Pension funds have been right to help where they can, but have rightly concluded that their main function is to safeguard people’s pensions, not to take risks on them with uncertain building outcomes.

Bank deposit ring-fencing moves closer

AT FIRST sight, Britain’s big banks being given just three months to explain to regulators how they would ring-fence high street operations from their riskier business if the latter ran into trouble is an unusually brisk timetable.
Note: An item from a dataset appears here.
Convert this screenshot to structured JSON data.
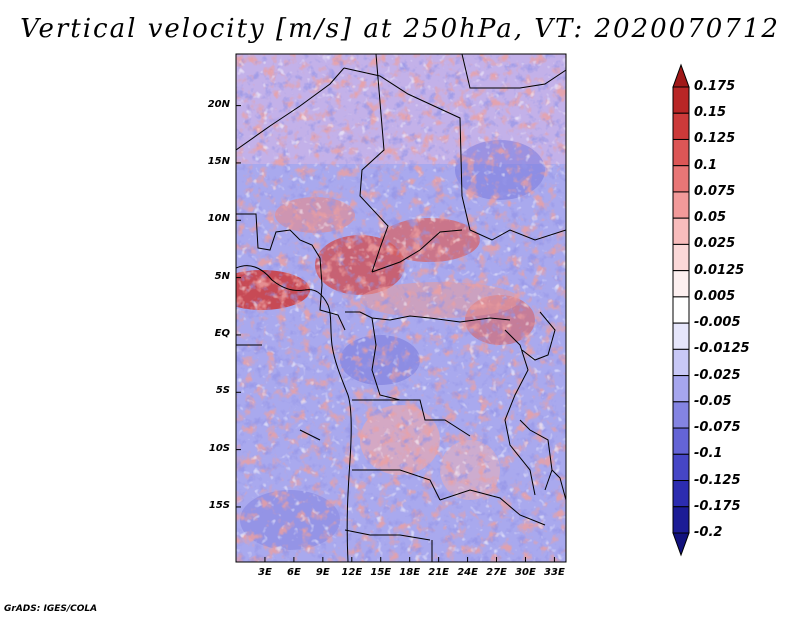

But, in reality, banks have been working on such fire-wall plans since they were recommended as part of John Vickers’s Independent Commission on Banking report three years 
ago.

Anything that prevents a highly disturbing rerun of the chastening taxpayer bailouts of banks in 2008 is welcome.

And, for once, Britain gold-plating European Union rules is to be welcomed, with the Bank of England saying yesterday that if a bank goes bust, its accounts should be transferred to another lender within 24 hours so that customers can continue to withdraw their money and use their cards without interruption, instead of having to wait for statutory compensation.